Python 3.9.16 | packaged by conda-forge | (main, Feb  1 2023, 21:42:20) 
[Clang 14.0.6 ] on darwin
Type "help", "copyright", "credits" or "license" for more information.
>>> import datetime
>>> datetime.datetime.fromisoformat("2023")
Traceback (most recent call last):
  File "<stdin>", line 1, in <module>
ValueError: Invalid isoformat string: '2023'

If someone can point me to the problematic code, I could work on a PR.

In my case, I was catching the ValueError, so PyPy broke my code :frowning:

Thanks,

-CHB

The documentation doesn’t appear to specify what exception will be raised, so it might be difficult to make the case that this is a bug.

1 Like

Web search for pypy bug tracker gets me to this Issues · PyPy / pypy · GitLab
that seems to be what you are after.

1 Like

The implementation has changed in 3.11; 3.9 and 3.10 are in security maintenance mode, so there’s no fixing this anyway.

Ironically, the IndexError is raised when checking if a ValueError should be raised, but the input is short enough to break the check’s expectations.

1 Like

Easy enough to check:

$ mv _datetime.cpython-39-x86_64-linux-gnu.so{,~}
$ python3.9 -c 'import datetime; datetime.datetime.fromisoformat("2023")'
Traceback (most recent call last):
  File "<string>", line 1, in <module>
  File "/usr/lib/python3.9/datetime.py", line 1762, in fromisoformat
    date_components = _parse_isoformat_date(dstr)
  File "/usr/lib/python3.9/datetime.py", line 268, in _parse_isoformat_date
    if dtstr[4] != '-':
IndexError: string index out of range

So, yep, it’s a bug inherited from CPython stdlib.

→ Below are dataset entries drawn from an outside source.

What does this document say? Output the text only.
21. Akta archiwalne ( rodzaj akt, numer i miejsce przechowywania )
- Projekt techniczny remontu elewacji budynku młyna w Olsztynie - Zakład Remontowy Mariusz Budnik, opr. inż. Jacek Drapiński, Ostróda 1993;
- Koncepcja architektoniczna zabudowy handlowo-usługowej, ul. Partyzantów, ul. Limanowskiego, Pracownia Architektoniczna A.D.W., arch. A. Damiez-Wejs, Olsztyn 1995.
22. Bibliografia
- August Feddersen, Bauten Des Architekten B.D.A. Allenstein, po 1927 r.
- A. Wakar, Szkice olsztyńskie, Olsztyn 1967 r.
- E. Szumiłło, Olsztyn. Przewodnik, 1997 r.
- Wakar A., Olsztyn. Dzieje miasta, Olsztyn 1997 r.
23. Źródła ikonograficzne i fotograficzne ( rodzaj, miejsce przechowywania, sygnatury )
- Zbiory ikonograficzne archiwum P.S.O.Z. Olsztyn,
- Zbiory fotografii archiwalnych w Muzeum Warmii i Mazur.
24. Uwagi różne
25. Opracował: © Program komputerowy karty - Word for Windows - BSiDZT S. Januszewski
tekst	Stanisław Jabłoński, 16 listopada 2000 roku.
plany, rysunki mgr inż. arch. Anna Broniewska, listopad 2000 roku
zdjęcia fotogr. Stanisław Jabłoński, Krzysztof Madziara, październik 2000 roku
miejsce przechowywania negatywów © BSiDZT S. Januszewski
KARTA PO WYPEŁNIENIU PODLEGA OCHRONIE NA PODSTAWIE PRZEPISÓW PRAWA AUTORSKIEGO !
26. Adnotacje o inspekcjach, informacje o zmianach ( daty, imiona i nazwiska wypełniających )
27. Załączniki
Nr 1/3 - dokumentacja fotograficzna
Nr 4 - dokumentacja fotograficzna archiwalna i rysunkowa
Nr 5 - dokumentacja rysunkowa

I can also reproduce it with CPython 3.10 (after moving away the .so), and I can confirm that CPython 3.11 works fine.

Given @zware 's statement, I’d say either file a bug at PyPy’s heptapod, or let me know if I should do that (I have an account). I suppose they may just pull back some fixes from 3.11.

1 Like

@mgorny: If you could file the issue, that would be great. I don’t have an account on that system. (maybe at issue number two I’ll sign up :slight_smile: )

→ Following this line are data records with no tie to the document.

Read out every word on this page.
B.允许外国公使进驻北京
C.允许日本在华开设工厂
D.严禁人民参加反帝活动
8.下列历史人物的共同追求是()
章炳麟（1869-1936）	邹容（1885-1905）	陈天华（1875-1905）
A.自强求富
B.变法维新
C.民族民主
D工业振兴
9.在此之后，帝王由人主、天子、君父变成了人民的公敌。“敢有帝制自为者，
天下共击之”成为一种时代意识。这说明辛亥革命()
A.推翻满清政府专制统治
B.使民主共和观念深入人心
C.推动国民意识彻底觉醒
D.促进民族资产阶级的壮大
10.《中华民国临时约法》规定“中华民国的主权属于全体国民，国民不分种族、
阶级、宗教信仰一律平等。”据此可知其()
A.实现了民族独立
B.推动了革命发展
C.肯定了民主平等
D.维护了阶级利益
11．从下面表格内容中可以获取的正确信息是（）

And thanks for confirming that it’s no longer an issue with 3.11 – good to know.

1 Like

Sure, filed datetime.fromisoformat() throws "internal" IndexError on invalid string instead of ValueError (#3989) · Issues · PyPy / pypy · GitLab for it. I’ll try to remember to post here once it’s resolved.

1 Like

The much simpler route for PyPy to fix this particular error rather than trying to backport 3.11 to 3.9 (it was a rather major refactoring along with some new feature(s)) would be to change https://foss.heptapod.net/pypy/pypy/-/blob/branch/py3.9/lib-python/3/datetime.py#L274 from if dstr[4] != '-': to if dstr[4:5] != '-': (and similar for line 279).

1 Like

Fixed in PyPy via this diff, which you can apply locally:

 def _parse_isoformat_date(dtstr):
     # It is assumed that this function will only be called with a
     # string of length exactly 10, and (though this is not used) ASCII-only
+    if len(dtstr) < 10:
+        raise ValueError('isoformat expects a string of length 10')
     year = int(dtstr[0:4])
     if dtstr[4] != '-':
         raise ValueError('Invalid date separator: %s' % dtstr[4])

I am working on a new conda release of 3.9, so the fix should show up there in a week or so. Thanks for the clear reproducer.

2 Likes

@mattip: thanks for the fast response!